Montgomery County has always been an expensive place to live, but the housing market crash and ensuing recession made it even harder for many families to make ends meet, says Uma Ahluwalia, director of the Montgomery County Department of Health and Human Services.
“What we saw during the recession is a lot of two-parent households who had been making it until one person lost their job,” Ahluwalia says. “All of a sudden, the numbers don’t work, and they end up in our offices for food assistance.”
At the same time, unexpected hardships such as the federal government shutdown and furloughs created new and complex challenges for the county’s working-class families, says Jackie DeCarlo, executive director of Gaithersburg-based Manna Food Center, the largest food nonprofit in the county. “Workers at every level are being tight with their budgets,” DeCarlo says. “Middle-class households are not getting home repairs done, or are opting to discontinue their house cleaner.

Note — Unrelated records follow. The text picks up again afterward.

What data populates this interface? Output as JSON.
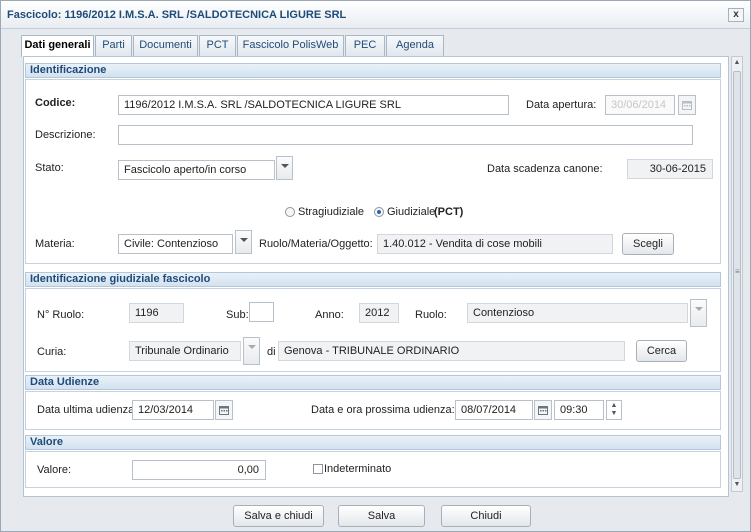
{
  "window": {
    "title": "Fascicolo: 1196/2012 I.M.S.A. SRL /SALDOTECNICA LIGURE SRL",
    "close_label": "x"
  },
  "tabs": [
    {
      "label": "Dati generali",
      "active": true
    },
    {
      "label": "Parti"
    },
    {
      "label": "Documenti"
    },
    {
      "label": "PCT"
    },
    {
      "label": "Fascicolo PolisWeb"
    },
    {
      "label": "PEC"
    },
    {
      "label": "Agenda"
    }
  ],
  "identificazione": {
    "heading": "Identificazione",
    "codice_label": "Codice:",
    "codice_value": "1196/2012 I.M.S.A. SRL /SALDOTECNICA LIGURE SRL",
    "data_apertura_label": "Data apertura:",
    "data_apertura_value": "30/06/2014",
    "descrizione_label": "Descrizione:",
    "descrizione_value": "",
    "stato_label": "Stato:",
    "stato_value": "Fascicolo aperto/in corso",
    "scadenza_label": "Data scadenza canone:",
    "scadenza_value": "30-06-2015",
    "radio_stragiudiziale": "Stragiudiziale",
    "radio_giudiziale": "Giudiziale",
    "radio_giudiziale_suffix": "(PCT)",
    "materia_label": "Materia:",
    "materia_value": "Civile: Contenzioso",
    "rmo_label": "Ruolo/Materia/Oggetto:",
    "rmo_value": "1.40.012 - Vendita di cose mobili",
    "scegli_label": "Scegli"
  },
  "giudiziale": {
    "heading": "Identificazione giudiziale fascicolo",
    "nruolo_label": "N° Ruolo:",
    "nruolo_value": "1196",
    "sub_label": "Sub:",
    "sub_value": "",
    "anno_label": "Anno:",
    "anno_value": "2012",
    "ruolo_label": "Ruolo:",
    "ruolo_value": "Contenzioso",
    "curia_label": "Curia:",
    "curia_value": "Tribunale Ordinario",
    "di_label": "di",
    "di_value": "Genova - TRIBUNALE ORDINARIO",
    "cerca_label": "Cerca"
  },
  "udienze": {
    "heading": "Data Udienze",
    "ultima_label": "Data ultima udienza:",
    "ultima_value": "12/03/2014",
    "prossima_label": "Data e ora prossima udienza:",
    "prossima_date": "08/07/2014",
    "prossima_time": "09:30"
  },
  "valore": {
    "heading": "Valore",
    "valore_label": "Valore:",
    "valore_value": "0,00",
    "indeterminato_label": "Indeterminato"
  },
  "footer": {
    "salva_chiudi": "Salva e chiudi",
    "salva": "Salva",
    "chiudi": "Chiudi"
  }
}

For people living on the edge—many of them blue-collar workers in the service industry—this means lost jobs and decreased wages.”
At Manna, any Montgomery County resident who doesn’t meet the self-sufficiency standard, which is defined by the hourly wage needed to meet basic needs without public or private assistance, is eligible for a week’s worth of food each month. In Montgomery County, given the average cost of housing, transportation and food, a single adult needs to make an hourly wage of $17.07 to be self-sufficient, according to the Montgomery County Community Action Agency. And the number of people who don’t meet that standard increases every quarter, DeCarlo says.
“It’s a really troubling trend,” DeCarlo says. “I’m not suggesting that there are large numbers of people in our county who are malnourished. But to be in this society and not know where your next meal is going to come from is troubling.”
Increasingly, assistance from one organization isn’t enough to get by—especially after cuts to federal food-stamp programs earlier this year, Ahluwalia says.